Migrantes guatemaltecos tienen el monto promedio más alto de envío de remesas familiares, pero la tendencia de envío de recursos desde Estados Unidos creció debido al temor a capturas y deportaciones.
2025 será recordado como uno de los años más intensos para las remesas hacia América Latina y el Caribe, señala el informe Remittance Transfers in 2025: The Year in Review del Diálogo Interamericano. La región registró uno de los crecimientos más altos de remesas de la última década en el continente y ello incluye a Guatemala, en un contexto de mayor control migratorio y deportaciones desde Estados Unidos.
Miedo, deportaciones y el “envío por precaución”
Lo que hace especial a 2025 no fue tanto un aumento en el número de migrantes, sino la forma en que estos eligen proteger a sus familias desde lejos. Con un clima de mayor presión migratoria y políticas más estrictas en EE. UU., muchos migrantes optaron por aumentar lo que envían antes de un posible retorno forzado —un patrón que expertos han denominado como el envío por precaución.
Este fenómeno se traduce en un crecimiento de montos promedios que, en el caso de Guatemala, ha sido notable: en varios meses de 2025 los promedios mensuales superaron significativamente los niveles del año anterior, reflejando una mayor urgencia de enviar dinero.
Tres factores clave
El informe del Diálogo Interamericano destaca tres factores clave que influyeron en las cifras de 2025:
Deportaciones y restricciones migratorias: un endurecimiento de las políticas de EE. UU. creó un clima de incertidumbre que empujó a muchos migrantes a enviar más dinero mientras puedan. Sin embargo, como dato adicional a lo descrito por el Diálogo Latinoamericano, en el caso de Guatemala, las deportaciones durante 2025 disminuyeron respecto del año anterior.
Discusión sobre impuestos a las remesas: propuestas legislativas como el “One Big Beautiful Bill” que incluyen gravámenes a las transferencias provocaron debates sobre el costo de enviar dinero, aunque su impacto definitivo aún está por verse.
Cambio en canales de envío: aumentó el uso de transferencias digitales y depósitos directos, desplazando parcialmente los envíos en efectivo tradicionales (una tendencia que expertos creen seguirá en 2026). thedialogue.org
Para millones de familias guatemaltecas, las remesas no son solo cifras macroeconómicas: representan la oportunidad de salir del umbral de pobreza, y poder destinar más recursos al sustento diario, la educación de los hijos, la salud y la estabilidad familiar, que son los principales rubros a cubrir.
Pero aunque 2025 cerró con dados alentadores, algunos economistas advierten que es posible que el ritmo de crecimiento se desacelere en 2026, a medida que aumenten los costos de vida en EE. UU. y los migrantes destinen más de sus ingresos a gastos domésticos, reduciendo lo que pueden enviar.
Impuesto a remesas: costo y posibles cambios de hábito
Una de las políticas más disruptivas de 2025 fue el impuesto del 1% a las remesas en efectivo, incluido en la ley conocida como Big Beautiful Bill. Este gravamen afecta a casi la mitad de los remitentes, ya que, aunque el 80% de los migrantes tiene cuenta bancaria, el 45% sigue prefiriendo enviar dinero en efectivo a través de agentes físicos.
El informe del Diálogo Interamericano destaca que este impuesto no solo añade un costo de aproximadamente 4 dólares por transacción sino que puede alterar las vías de envío.

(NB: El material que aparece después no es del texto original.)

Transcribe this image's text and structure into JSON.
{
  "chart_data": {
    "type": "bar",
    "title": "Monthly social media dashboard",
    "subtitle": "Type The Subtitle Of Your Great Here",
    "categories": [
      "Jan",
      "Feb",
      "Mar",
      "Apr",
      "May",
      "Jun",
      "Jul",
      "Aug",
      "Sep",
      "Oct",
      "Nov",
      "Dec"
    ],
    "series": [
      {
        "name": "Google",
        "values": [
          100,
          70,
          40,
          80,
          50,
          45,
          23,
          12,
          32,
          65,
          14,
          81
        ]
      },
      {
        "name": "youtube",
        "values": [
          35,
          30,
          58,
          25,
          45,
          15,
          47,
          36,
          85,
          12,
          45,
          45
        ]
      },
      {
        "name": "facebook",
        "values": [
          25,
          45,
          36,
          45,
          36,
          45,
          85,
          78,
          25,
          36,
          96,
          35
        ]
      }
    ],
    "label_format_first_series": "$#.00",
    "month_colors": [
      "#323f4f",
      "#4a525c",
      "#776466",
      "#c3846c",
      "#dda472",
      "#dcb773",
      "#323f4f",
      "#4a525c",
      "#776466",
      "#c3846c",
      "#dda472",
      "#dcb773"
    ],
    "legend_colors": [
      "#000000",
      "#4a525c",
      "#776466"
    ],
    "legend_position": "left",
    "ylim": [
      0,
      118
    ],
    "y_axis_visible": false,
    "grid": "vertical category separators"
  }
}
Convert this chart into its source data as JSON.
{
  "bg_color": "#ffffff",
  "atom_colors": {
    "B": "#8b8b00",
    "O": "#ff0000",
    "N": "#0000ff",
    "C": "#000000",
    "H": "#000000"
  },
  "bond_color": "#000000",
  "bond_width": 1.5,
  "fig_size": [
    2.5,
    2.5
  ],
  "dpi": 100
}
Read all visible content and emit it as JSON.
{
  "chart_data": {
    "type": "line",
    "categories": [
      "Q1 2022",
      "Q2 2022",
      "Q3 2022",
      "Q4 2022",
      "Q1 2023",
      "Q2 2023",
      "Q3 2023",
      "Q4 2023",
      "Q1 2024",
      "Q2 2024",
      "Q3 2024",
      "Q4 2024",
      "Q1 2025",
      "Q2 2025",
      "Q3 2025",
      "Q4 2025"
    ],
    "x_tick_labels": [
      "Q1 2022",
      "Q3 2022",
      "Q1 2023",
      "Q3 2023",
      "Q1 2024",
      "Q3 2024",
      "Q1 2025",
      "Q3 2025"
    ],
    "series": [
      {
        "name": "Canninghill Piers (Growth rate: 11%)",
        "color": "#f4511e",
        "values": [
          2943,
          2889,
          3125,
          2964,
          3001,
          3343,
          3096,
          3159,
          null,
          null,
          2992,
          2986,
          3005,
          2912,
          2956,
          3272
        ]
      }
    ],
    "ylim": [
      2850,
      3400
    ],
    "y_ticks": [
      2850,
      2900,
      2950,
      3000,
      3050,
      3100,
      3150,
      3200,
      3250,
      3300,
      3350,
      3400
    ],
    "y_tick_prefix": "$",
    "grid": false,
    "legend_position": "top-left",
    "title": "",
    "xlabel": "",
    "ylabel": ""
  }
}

Como resultado, se espera que al menos una cuarta parte de quienes envían efectivo migren hacia canales digitales para evitar el cobro, señala el informe.
Variante en la industria de remesas
Actualmente, los depósitos directos en cuentas bancarias están en auge: representan más del 50% de las transferencias a México y más del 30% en países como Guatemala y Honduras.
Sin embargo, los expertos advierten que esta bonanza no es sostenible para 2026. Los migrantes ya están destinando más del 15% de sus ingresos al envío de dinero y se estima que el ciclo de aumento en los montos promedio podría agotarse para abril de 2026.
Una metáfora final
Segun el análisis del Diálogo Interamericano, el flujo de remesas en 2025 se asemeja a una cisterna que se está vaciando a gran velocidad: ante la sequía inminente (las deportaciones y el cierre de fronteras), los usuarios están abriendo las llaves al máximo para aprovechar cada gota de agua (dinero) mientras puedan, pero como la cisterna no se está rellenando con agua nueva (nuevos migrantes), el sistema corre el riesgo de quedar seco en el corto plazo. Está por verse si el envío de remesas se comporta así en el año.